I didn’t have any boot issues or need any kernel flags (pcie power mgmt was already disabled windows), but when my two monitors were plugged into the dGPU, I could not come back from suspend in Linux. The machine would wake and i could SSH, but no video. At suspend, the dGPU fans would ramp up for a minute or two. Reloading the GPU through a script seems to fix it, but my whole session would be restarted so it was not ideal. I then tried plugging in one of my monitors to the igpu and the suspend issue from the dGPU side went way, but then the CPU cooler fan would ramp up and stay ramped up when entering suspend. I tried a bunch of different kernel flags:

amdgpu.bapm=0 amdgpu.aspm=0 pm_async=0 amdgpu.sg_display=0 amdgpu.runpm=0 pcie_port_pm=off

None of them seemed to work, but I still have them applied and have not gone through pruning. At this point I gave up and since I was having USB suspend issues on BIOS 3.05 anyway, I am just going to continue with suspend disabled. Windows has no such issues.

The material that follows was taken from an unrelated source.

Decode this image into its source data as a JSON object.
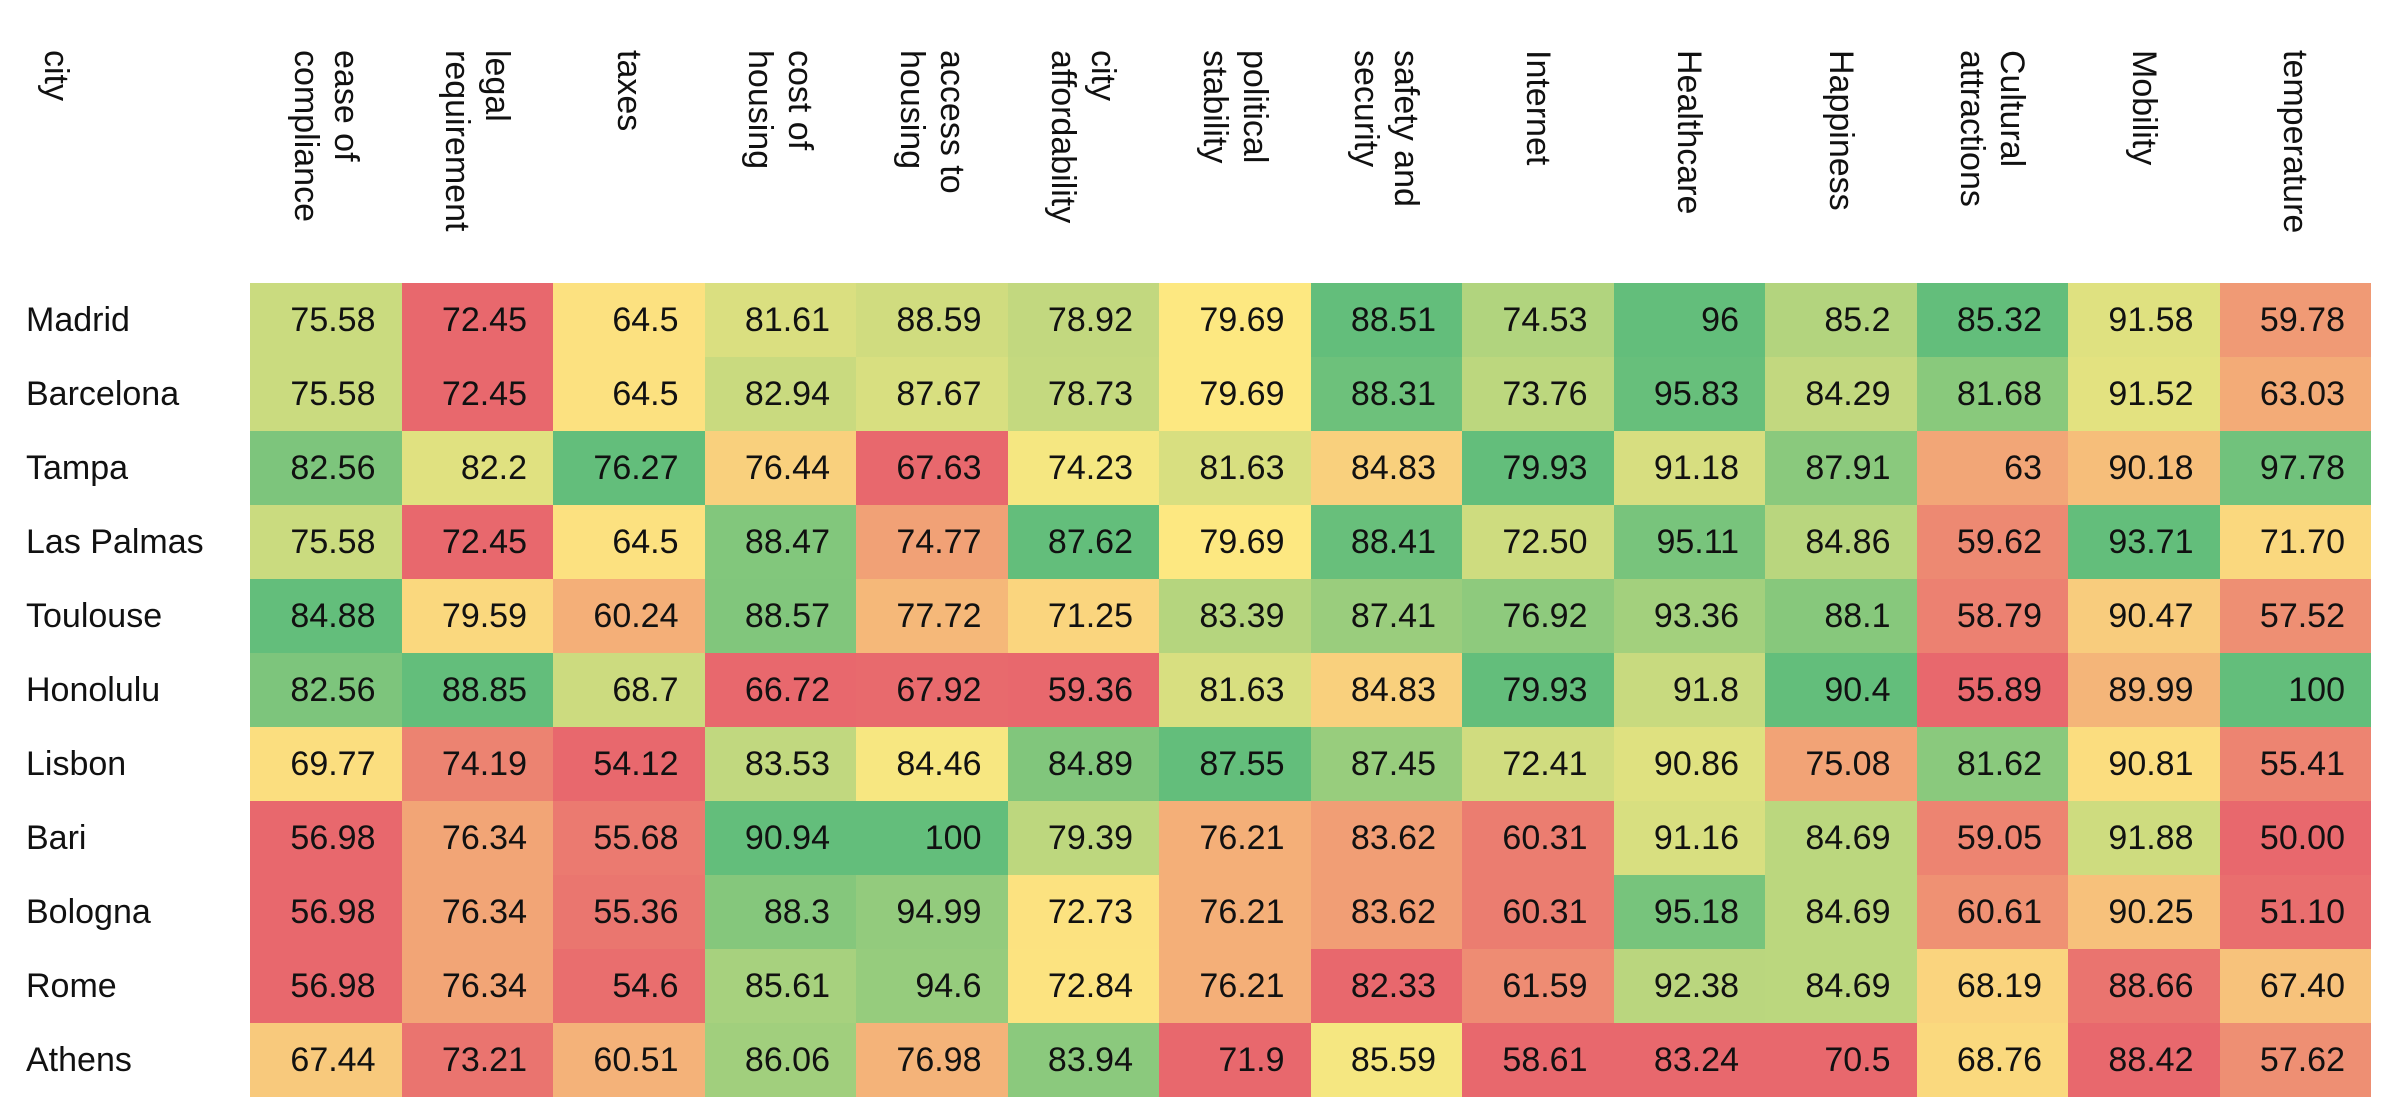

I had similar experience and landed on the same decision to not use suspend under linux. Most of my usage under linux is just running LLMs and accessing the system over the network and then shutdown or reboot to windows for certain games.

For example I ran into the fan spinning even in idle for my R9700 after some LLM use:

There are other RDNA4 linux fixes coming in 7.0+.

For the most part it has been pretty stable, but I do get occasional issues with RDNA4 dgpu display output not working on boot. It seems to be transient and may not be specific to just being hooked up to the framework desktop.